# Best practices for testing private methods

It is good practice to break down the logic of complex public methods into private methods. For instance:

<pre class="language-java"><code class="lang-java"><strong>public class Palindrome {
</strong>  private final Path inputFile;

  public Palindrome(Path inputFile) {
    this.inputFile = inputFile;
  }
  
  public boolean check() {
    return Files.lines(inputFile)
      .stream()
      .allMatch(s -> new StringBuilder(s).reverse().toString().equals(s));
  }
}
</code></pre>

After splitting out the palindrome check for a single line, we have:

```java
public class Palindrome {
  private final Path inputFile;

  public Palindrome(Path inputFile) {
    this.inputFile = inputFile;
  }
  
  public boolean check() {
    return Files.lines(inputFile).stream().allMatch(this::isPalindrome);
  }
  
  private boolean isPalindrome(String s) {
    return new StringBuilder(s).reverse().toString().equals(s);
  }
}
```

This looks much more approachable now.

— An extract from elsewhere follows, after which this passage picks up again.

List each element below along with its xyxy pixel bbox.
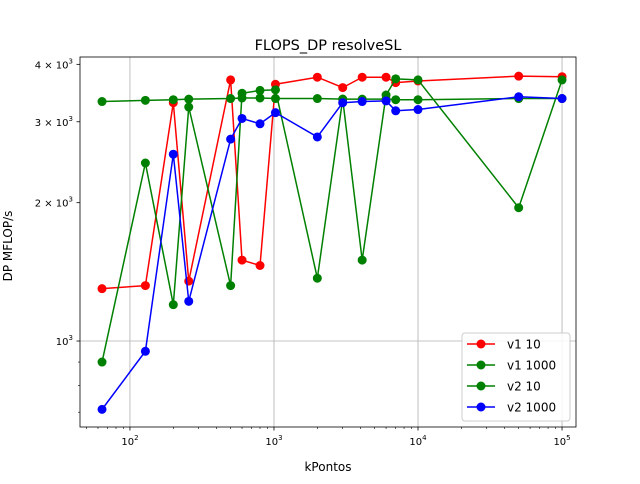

The private method could even be made static in this case. However, for testing the logic in this private method we have introduced another obstacle because they cannot be directly called from test cases anymore. Using reflection to call private methods would result in brittle test code that is hard to automatically refactor and is thus not recommended.

The recommended approach is to

* make the methods package-private and
* annotate them with `@VisibleForTesting` .

This annotation is available from several libraries such as Guava, Jetbrains Annotations and Assert4J.

It doesn't matter which of these libraries we choose; so, let's add the following to our build configuration, for instance:

```xml
      <dependency>
        <groupId>com.google.guava</groupId>
        <artifactId>guava</artifactId>
        <version>33.4.8-jre</version>
      </dependency>
```

And then apply our recommendation:

```java
public class Palindrome {
  private final Path inputFile;

  public Palindrome(Path inputFile) {
    this.inputFile = inputFile;
  }
  
  public boolean check() {
    return Files.lines(inputFile).stream().allMatch(this::isPalindrome);
  }
  
  @VisibleForTesting
  boolean isPalindrome(String s) {
    return new StringBuilder(s).reverse().toString().equals(s);
  }
}
```

Now we can easily test the single-line palindrome check without requiring reflection or setting up a test scenario with actual input files.

{% hint style="info" %}
If you are worried about having loosened encapsulation, note that, additionally, an `arch-unit` test could be configured to ensure that these now package-private methods are only called from the scope of the class or the tests, but this is out of scope of this tutorial.